Most of us don’t intimately feel the impact of AI in our lives, or perhaps recognize it as the engine behind Siri, for example. And some of us assume ‘not in my lifetime’. Since WWII, we have come a long way. And with Google, Facebook and Microsoft investing heavily in AI systems, the future will start to look a lot closer.

AI is already advanced enough to enter into companies by way of virtual assistants, and in industries such as banking, as virtual tellers and advisors. AIs are good at processing huge amounts of data, and that’s valuable for services such as fraud detection and security surveillance. They are being used in law and medicine, not only to read and assess documents but to make recommendations, while advances in robotics are allowing doctors to perform surgeries remotely. It’s possible that soon simple surgeries will be performed by AI. South Korea has already introduced a tax on robots. They fear robots may take away jobs leading to mass unemployment. And Elon Musk is worried about AI. Speaking from a vantage point of being intimate with cutting-edge AI tech, he thinks AI could pose a threat to humanity. An AI already exists that can solve the Raven Progressive Matrices Test, an intelligence test of visual and analogical reasoning, better than the average American.
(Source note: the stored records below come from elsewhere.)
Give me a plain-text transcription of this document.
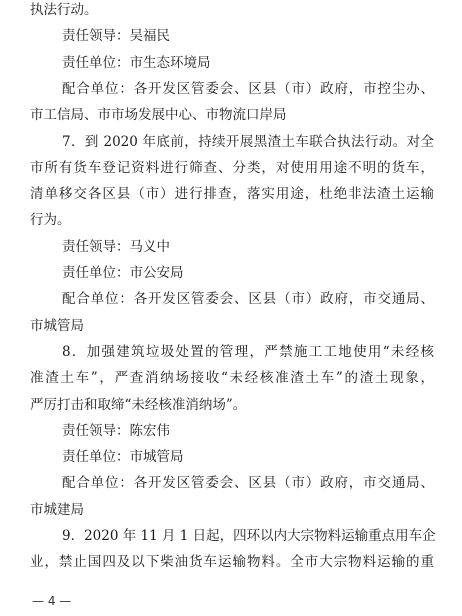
执法行动。
责任领导：吴福民
责任单位：市生态环境局
配合单位：各开发区管委会、区县（市）政府，市控尘办、
市工信局、市市场发展中心、市物流口岸局
7．到 2020 年底前，持续开展黑渣土车联合执法行动。对全
市所有货车登记资料进行筛查、分类，对使用用途不明的货车，
清单移交各区县（市）进行排查，落实用途，杜绝非法渣土运输
行为。
责任领导：马义中
责任单位：市公安局
配合单位：各开发区管委会、区县（市）政府，市交通局、
市城管局
8．加强建筑垃圾处置的管理，严禁施工工地使用“未经核
准渣土车”，严查消纳场接收“未经核准渣土车”的渣土现象，
严厉打击和取缔“未经核准消纳场”。
责任领导：陈宏伟
责任单位：市城管局
配合单位：各开发区管委会、区县（市）政府，市交通局、
市城建局
9．2020 年 11 月 1 日起，四环以内大宗物料运输重点用车企
业，禁止国四及以下柴油货车运输物料。全市大宗物料运输的重
— 4 —
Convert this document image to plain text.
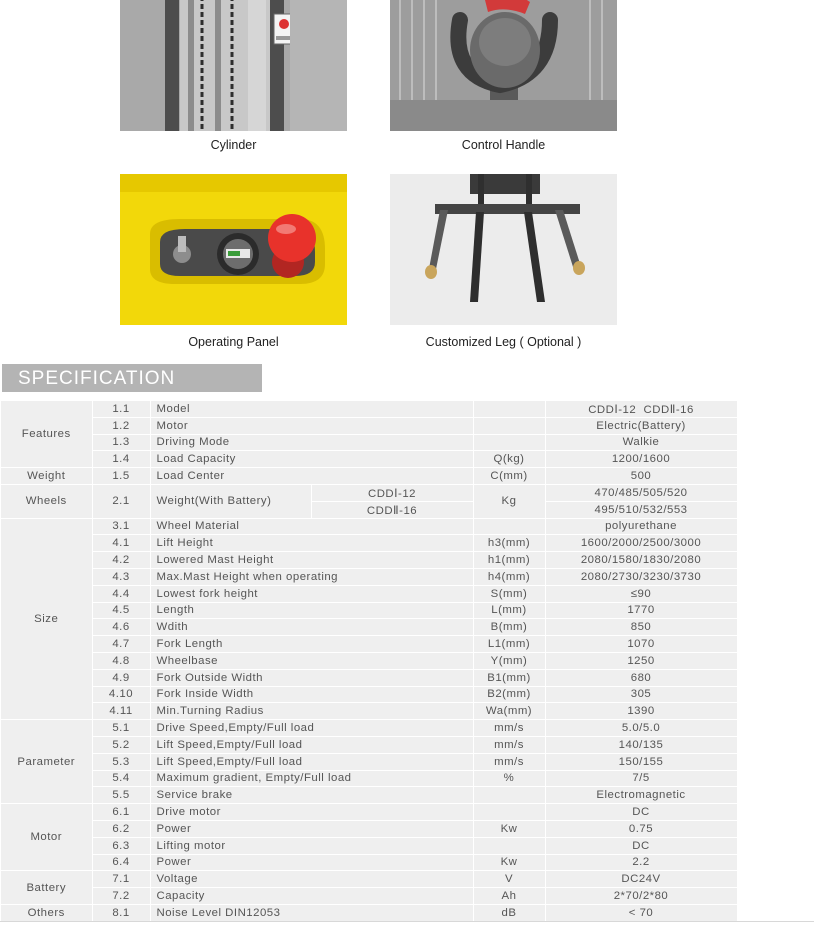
Cylinder	Control Handle
Operating Panel	Customized Leg ( Optional )
SPECIFICATION
Features	1.1	Model			CDDⅠ-12  CDDⅡ-16
	1.2	Motor			Electric(Battery)
	1.3	Driving Mode			Walkie
	1.4	Load Capacity		Q(kg)	1200/1600
Weight	1.5	Load Center		C(mm)	500
Wheels	2.1	Weight(With Battery)	CDDⅠ-12	Kg	470/485/505/520
			CDDⅡ-16		495/510/532/553
Size	3.1	Wheel Material			polyurethane
	4.1	Lift Height		h3(mm)	1600/2000/2500/3000
	4.2	Lowered Mast Height		h1(mm)	2080/1580/1830/2080
	4.3	Max.Mast Height when operating		h4(mm)	2080/2730/3230/3730
	4.4	Lowest fork height		S(mm)	≤90
	4.5	Length		L(mm)	1770
	4.6	Wdith		B(mm)	850
	4.7	Fork Length		L1(mm)	1070
	4.8	Wheelbase		Y(mm)	1250
	4.9	Fork Outside Width		B1(mm)	680
	4.10	Fork Inside Width		B2(mm)	305
	4.11	Min.Turning Radius		Wa(mm)	1390
Parameter	5.1	Drive Speed,Empty/Full load		mm/s	5.0/5.0
	5.2	Lift Speed,Empty/Full load		mm/s	140/135
	5.3	Lift Speed,Empty/Full load		mm/s	150/155
	5.4	Maximum gradient, Empty/Full load		%	7/5
	5.5	Service brake			Electromagnetic
Motor	6.1	Drive motor			DC
	6.2	Power		Kw	0.75
	6.3	Lifting motor			DC
	6.4	Power		Kw	2.2
Battery	7.1	Voltage		V	DC24V
	7.2	Capacity		Ah	2*70/2*80
Others	8.1	Noise Level DIN12053		dB	< 70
Then there is Pepper, the humanoid robot featured in the cover picture, designed to read emotions by analyzing expressions and voice tones. (See this interview with Pepper.)

In future, diversity at work will include AI’s

We should learn to get on well, says Benjamin Wolh in his article ‘How artificial intelligence and the robotic revolution will change the workplace of tomorrow’, because diversity at work in the future will certainly include AIs. If robots are great at many things we don’t like or are not very good at such as performing repetitive, monotonous tasks, concentrating for long periods of time and quickly searching vast databases of information, we should welcome automation of tasks. We could do ourselves better service by putting our unique human attributes to work.  But what does it mean to be human, what value do we bring? In a sense, a lack of better insight in this area is part of the problem.

Liz Ryan, Founder of the Human Workplace, will tell you that we have lost ‘humanity’ in the workplace:

‘There are people in this world who cannot tell you what they think and what they believe. They simply don’t know. They are programmed to be the person they think someone in authority — a hiring authority, for instance — wants them to be.’

For the longest time we have been working hard at managing down the human factor. Humans have posed challenges to the idealistic, ultra-productive workplaces.  They have emotions, they get sick, they get tired, and they get ‘sick and tired’.  Humans can relate and create however, and when in FLOW and working together, they can innovate new and better futures.

Working alongside machines will involve learning how to be better at being human

Michael Harré, AI enthusiast and lecturer in Complex Systems at the University of Sydney, says that living and working with AI will push us to rethink basic assumptions about our sense of self. He believes that we will have to revise what we think consciousness actually is. Preparing for a robotic future of working more alongside machines, will force us to learn how to be better at being human.

The truth is, AI is coming for a lot of the jobs we know now. Whole careers will be innovated out of existence. But we will also innovate whole new careers into existence. People who are flexible and open to learning will continue to be in demand, says Harré, as will those who are more willing to be agile within the jobs they take.

We need to rethink what it means to be human, and what’s deeply valuable about that. Given we’ve spent a lot of time taking the human elements out of workplace, that’s going to be a big shift for some.